A Voice from the Eastern Door
By Ken Smith and Dan O’Farrell, Indian Time Interns
Mona Via was on hand at the St. Regis Mohawk Senior’s Center Wednesday, offering instructions in the card game of cribbage.
Via had set up at her own folding card table, the usual sort of table found in every home, for the kitchen euchre game.
“When I first started here, all we had for card games were the big, round tables,” said Via. “They are too wide to reach across, so we needed the real thing.”
It was a surprise to find out that cribbage can be played more than one way.
“There are six kinds of crib,” she explained. “We play Singles, Doubles, Threes, Fast Regular and Lose games of cribbage.”
Lose cribbage is a reverse game, with the objective of avoiding all points. The player who goes out first is the loser. The winner, therefore, actually loses.
Via also finds it hard to turn down a good game of dominoes. On a recent powwow trip to Ohio, she unexpectedly landed into a rotating game of dominoes that lasted a week. She had to remind herself that the purpose of the trip was to market her porcelain dolls.
At another table in the main room at the senior’s center Wednesday Pat Waterman was sitting with a group of ladies. She prefers the game Ace to the King.
“The game can take a couple of hours, so it’s slow and relaxed,” said Waterman.
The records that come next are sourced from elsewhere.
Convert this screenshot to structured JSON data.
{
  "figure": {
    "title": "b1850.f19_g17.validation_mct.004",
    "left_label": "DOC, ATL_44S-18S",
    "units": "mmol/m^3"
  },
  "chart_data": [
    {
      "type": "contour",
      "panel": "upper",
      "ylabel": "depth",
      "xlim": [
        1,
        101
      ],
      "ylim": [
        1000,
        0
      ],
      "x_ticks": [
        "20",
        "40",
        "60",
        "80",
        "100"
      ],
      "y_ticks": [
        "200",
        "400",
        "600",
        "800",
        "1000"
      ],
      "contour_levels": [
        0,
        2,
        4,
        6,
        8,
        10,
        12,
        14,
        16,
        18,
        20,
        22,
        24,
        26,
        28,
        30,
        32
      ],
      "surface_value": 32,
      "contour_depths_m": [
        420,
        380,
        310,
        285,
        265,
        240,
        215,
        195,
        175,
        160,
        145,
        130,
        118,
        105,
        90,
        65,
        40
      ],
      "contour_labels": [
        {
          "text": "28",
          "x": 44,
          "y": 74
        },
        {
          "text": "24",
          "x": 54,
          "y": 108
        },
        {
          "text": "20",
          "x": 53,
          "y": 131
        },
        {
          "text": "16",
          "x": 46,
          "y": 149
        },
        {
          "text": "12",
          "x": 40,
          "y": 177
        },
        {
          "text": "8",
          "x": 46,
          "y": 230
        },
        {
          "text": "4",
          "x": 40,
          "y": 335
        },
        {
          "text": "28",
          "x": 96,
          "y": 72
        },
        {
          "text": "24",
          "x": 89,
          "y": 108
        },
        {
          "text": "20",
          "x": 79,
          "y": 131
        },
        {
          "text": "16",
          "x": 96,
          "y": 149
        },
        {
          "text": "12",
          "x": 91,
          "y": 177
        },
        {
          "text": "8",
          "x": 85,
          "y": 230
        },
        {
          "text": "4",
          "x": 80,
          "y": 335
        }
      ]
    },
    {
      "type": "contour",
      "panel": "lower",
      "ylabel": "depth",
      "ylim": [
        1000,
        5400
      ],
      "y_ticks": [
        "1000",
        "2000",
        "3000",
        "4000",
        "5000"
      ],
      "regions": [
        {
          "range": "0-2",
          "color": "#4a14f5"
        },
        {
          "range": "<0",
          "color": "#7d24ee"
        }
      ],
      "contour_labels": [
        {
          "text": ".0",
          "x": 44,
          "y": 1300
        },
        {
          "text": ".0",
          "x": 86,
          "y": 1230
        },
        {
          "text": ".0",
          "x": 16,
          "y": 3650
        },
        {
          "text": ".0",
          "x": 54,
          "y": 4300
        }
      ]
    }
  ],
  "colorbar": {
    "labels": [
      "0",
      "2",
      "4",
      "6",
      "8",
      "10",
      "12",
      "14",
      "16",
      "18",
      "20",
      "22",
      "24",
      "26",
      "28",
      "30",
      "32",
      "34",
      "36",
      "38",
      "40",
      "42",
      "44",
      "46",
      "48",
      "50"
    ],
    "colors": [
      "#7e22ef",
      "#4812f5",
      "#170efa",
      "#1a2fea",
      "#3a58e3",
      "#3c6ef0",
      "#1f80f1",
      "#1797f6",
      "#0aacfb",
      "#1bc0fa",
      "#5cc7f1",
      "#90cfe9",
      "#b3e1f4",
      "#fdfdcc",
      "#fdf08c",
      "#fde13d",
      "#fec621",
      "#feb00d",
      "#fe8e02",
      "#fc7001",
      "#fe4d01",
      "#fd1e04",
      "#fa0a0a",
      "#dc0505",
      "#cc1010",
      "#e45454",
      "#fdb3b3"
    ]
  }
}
Bertha Herne, Margaret Hamlen, Dorothy Jacobs and Ruth Cook were in agreement.
Normally, Via has a group of 12 to 16 players for her cribbage sessions, but this day she was sitting solo.
“It’s a bit unusual not to have any of the regular group here,” she laughed. “Most of the time we have more kibitzers than players, because there are only so many boards to play on.”
Clark Lauzon, coming out of the exercise room, commented, ”I’m not much for cards. I’m looking forward to the liver for lunch.”
Via, on the other hand, was on her way out to Wild Bill’s, across the road.
“Enough crib for one day,” she said. “Maybe they’ll be here tomorrow.”